L’objection était fondée sur les principales constatations suivantes :
• Le consommateur pertinent de langue espagnol ou portugaise au signe la signification suivante : adjectif qualifiant quelque chose comme étant le meilleur possible dans son genre.
• La signification susmentionnée du mot « MAXIMO », dont la marque est composée, est étayée par les références du dictionnaire suivantes : MAXIMO Espagnol 'adj. Más grande que cualquier otro en su especie. Sin.: supremo, sumo, mayúsculo' (informations extraites du dictionnaire RAE le 12/12/2023 à https://dle.rae.es/máximo).
Traduit librement en français par l’Office comme suit : « adj. plus grand que tout autre de son genre. Synonyme : suprême. »
L’absence d’accent n’est pas suffisante pour modifier la perception du consommateur de langue espagnol, pouvant apparaitre comme une simple faute d’orthographe.
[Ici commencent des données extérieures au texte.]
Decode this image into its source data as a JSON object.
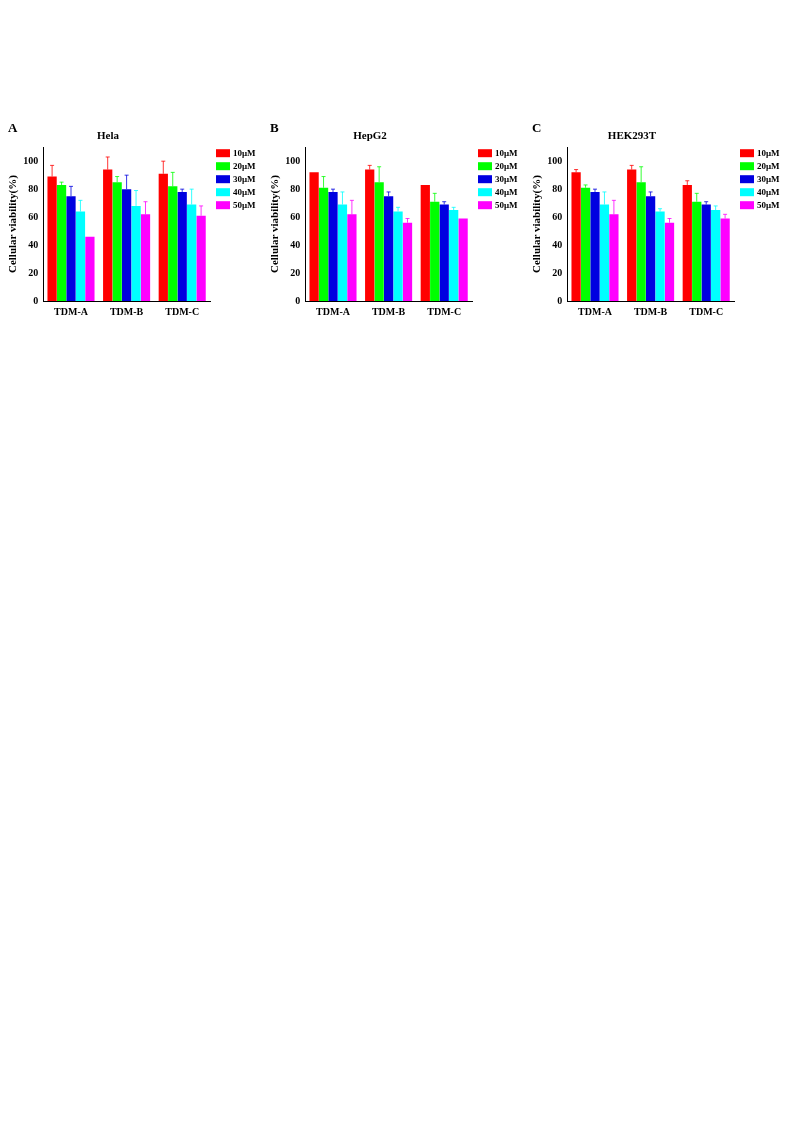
{
  "chart_data": [
    {
      "type": "bar",
      "title": "Hela",
      "ylabel": "Cellular viability(%)",
      "annotations": [
        "A"
      ],
      "categories": [
        "TDM-A",
        "TDM-B",
        "TDM-C"
      ],
      "ylim": [
        0,
        110
      ],
      "yticks": [
        0,
        20,
        40,
        60,
        80,
        100
      ],
      "grid": false,
      "legend": "right",
      "series": [
        {
          "name": "10μM",
          "color": "#ff0000",
          "values": [
            89,
            94,
            91
          ],
          "errors": [
            [
              89,
              97
            ],
            [
              94,
              103
            ],
            [
              91,
              100
            ]
          ]
        },
        {
          "name": "20μM",
          "color": "#00ff00",
          "values": [
            83,
            85,
            82
          ],
          "errors": [
            [
              83,
              85
            ],
            [
              85,
              89
            ],
            [
              82,
              92
            ]
          ]
        },
        {
          "name": "30μM",
          "color": "#0000e0",
          "values": [
            75,
            80,
            78
          ],
          "errors": [
            [
              75,
              82
            ],
            [
              80,
              90
            ],
            [
              78,
              80
            ]
          ]
        },
        {
          "name": "40μM",
          "color": "#00ffff",
          "values": [
            64,
            68,
            69
          ],
          "errors": [
            [
              64,
              72
            ],
            [
              68,
              79
            ],
            [
              69,
              80
            ]
          ]
        },
        {
          "name": "50μM",
          "color": "#ff00ff",
          "values": [
            46,
            62,
            61
          ],
          "errors": [
            null,
            [
              62,
              71
            ],
            [
              61,
              68
            ]
          ]
        }
      ]
    },
    {
      "type": "bar",
      "title": "HepG2",
      "ylabel": "Cellular viability(%)",
      "annotations": [
        "B"
      ],
      "categories": [
        "TDM-A",
        "TDM-B",
        "TDM-C"
      ],
      "ylim": [
        0,
        110
      ],
      "yticks": [
        0,
        20,
        40,
        60,
        80,
        100
      ],
      "grid": false,
      "legend": "right",
      "series": [
        {
          "name": "10μM",
          "color": "#ff0000",
          "values": [
            92,
            94,
            83
          ],
          "errors": [
            null,
            [
              94,
              97
            ],
            null
          ]
        },
        {
          "name": "20μM",
          "color": "#00ff00",
          "values": [
            81,
            85,
            71
          ],
          "errors": [
            [
              81,
              89
            ],
            [
              85,
              96
            ],
            [
              71,
              77
            ]
          ]
        },
        {
          "name": "30μM",
          "color": "#0000e0",
          "values": [
            78,
            75,
            69
          ],
          "errors": [
            [
              78,
              80
            ],
            [
              75,
              78
            ],
            [
              69,
              71
            ]
          ]
        },
        {
          "name": "40μM",
          "color": "#00ffff",
          "values": [
            69,
            64,
            65
          ],
          "errors": [
            [
              69,
              78
            ],
            [
              64,
              67
            ],
            [
              65,
              67
            ]
          ]
        },
        {
          "name": "50μM",
          "color": "#ff00ff",
          "values": [
            62,
            56,
            59
          ],
          "errors": [
            [
              62,
              72
            ],
            [
              56,
              59
            ],
            null
          ]
        }
      ]
    },
    {
      "type": "bar",
      "title": "HEK293T",
      "ylabel": "Cellular viability(%)",
      "annotations": [
        "C"
      ],
      "categories": [
        "TDM-A",
        "TDM-B",
        "TDM-C"
      ],
      "ylim": [
        0,
        110
      ],
      "yticks": [
        0,
        20,
        40,
        60,
        80,
        100
      ],
      "grid": false,
      "legend": "right",
      "series": [
        {
          "name": "10μM",
          "color": "#ff0000",
          "values": [
            92,
            94,
            83
          ],
          "errors": [
            [
              92,
              94
            ],
            [
              94,
              97
            ],
            [
              83,
              86
            ]
          ]
        },
        {
          "name": "20μM",
          "color": "#00ff00",
          "values": [
            81,
            85,
            71
          ],
          "errors": [
            [
              81,
              83
            ],
            [
              85,
              96
            ],
            [
              71,
              77
            ]
          ]
        },
        {
          "name": "30μM",
          "color": "#0000e0",
          "values": [
            78,
            75,
            69
          ],
          "errors": [
            [
              78,
              80
            ],
            [
              75,
              78
            ],
            [
              69,
              71
            ]
          ]
        },
        {
          "name": "40μM",
          "color": "#00ffff",
          "values": [
            69,
            64,
            65
          ],
          "errors": [
            [
              69,
              78
            ],
            [
              64,
              66
            ],
            [
              65,
              68
            ]
          ]
        },
        {
          "name": "50μM",
          "color": "#ff00ff",
          "values": [
            62,
            56,
            59
          ],
          "errors": [
            [
              62,
              72
            ],
            [
              56,
              59
            ],
            [
              59,
              62
            ]
          ]
        }
      ]
    }
  ]
}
Portugais '1 superlativo absoluto sintético de grande. maior de todos
2. que está acima de todos os da sua espécie ou género
3. excelso; sumo' (informations extraites du dictionnaire Infopedia le 12/12/2023 à https://www.infopedia.pt/dicionarios/lingua- portuguesa/maximo).
Traduit librement en français par l’Office comme suit : « superlatif absolu synthétique de grand. Le plus grand de tous 2. Qui est au- dessus de tous ceux de son espèce ou de son genre 3. Excellent ; suprême »
• Le public pertinent percevra simplement le signe « MAXIMO » comme fournissant des informations purement laudatives indiquant que les produits sont les meilleurs dans leur catégorie.
• Le public pertinent n’aura pas tendance à percevoir dans le signe une quelconque indication de l’origine commerciale, mais simplement des informations laudatives permettant de souligner les aspects positifs des produits.
II. Résumé des arguments de la titulaire
En date du 10/04/2024, la titulaire a présenté ses observations qui peuvent se résumer comme suit :
1. L’Office n’a pas déterminé le degré d’attention du consommateur à l’égard des produits. En l’espèce, le signe s’adresse au grand public mais les produits n’étant pas acquis quotidiennement, le consommateur sera d’attention élevé.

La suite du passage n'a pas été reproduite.